Once, I remember, we came upon a man-of-war anchored off the coast. There wasn’t even a shed there, and she was shelling the bush . . . In the empty immensity of earth, sky, and water, there she was, incomprehensible, firing into a continent. Pop, would go one of the six-inch guns; a small flame would dart and vanish, a little white smoke would disappear, a tiny projectile would give a feeble screech — and nothing happened. Nothing could happen. There was a touch of insanity in the proceeding, a sense of lugubrious drollery in the sight; and it was not dissipated by somebody on board assuring me earnestly there was a camp of natives — he called them enemies! — hidden out of sight somewhere.

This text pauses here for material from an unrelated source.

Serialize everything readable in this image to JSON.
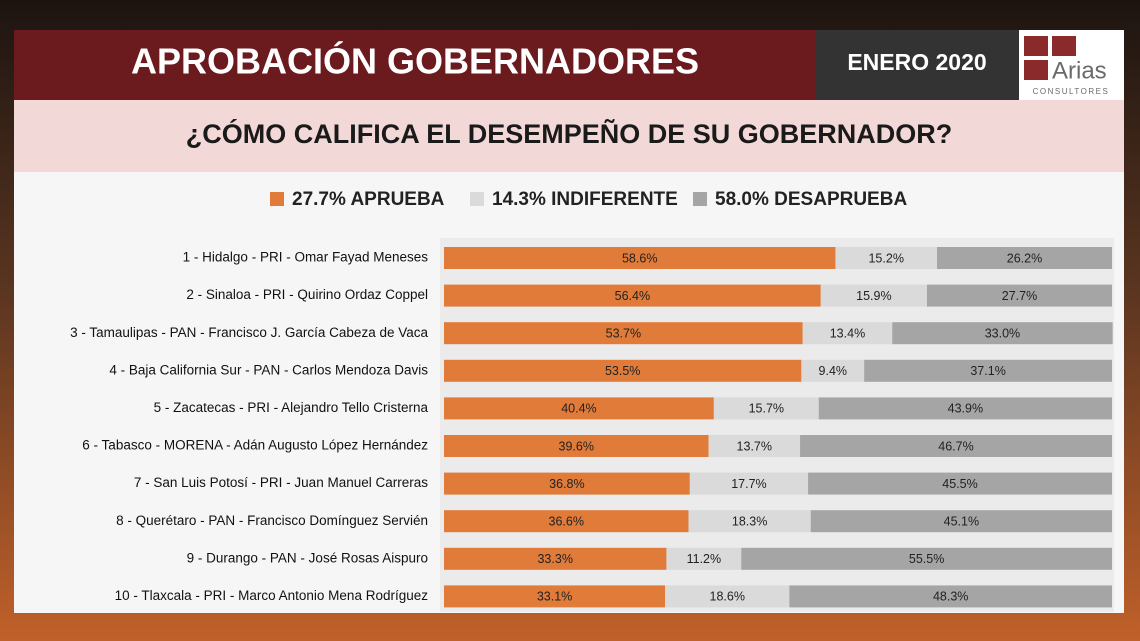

Joseph Conrad, Heart of Darkness, 1902
2 replies on “heart of darkness”
i read this and i thought of Iraq. i read it some more, and i forwarded it to some similarly minded people. i read it some more again and i thought of Big Jon on his german gun boat, shelling with mortar after mortar a small camp of travellers in a forest somewhere near the south coast, all the while chewing on tobacco and laughing with manic pleasure. i should drink less coffee. maybe i could construct sentences better then too.
Thanks will. So sweet. Despite your character assasination I should be delighted if you were to pop round sometime for sauerkraut and schnitzel. Maybe light the touchpaper on a few shells to be lobbed in the direction of Hounslow… That sort of thing.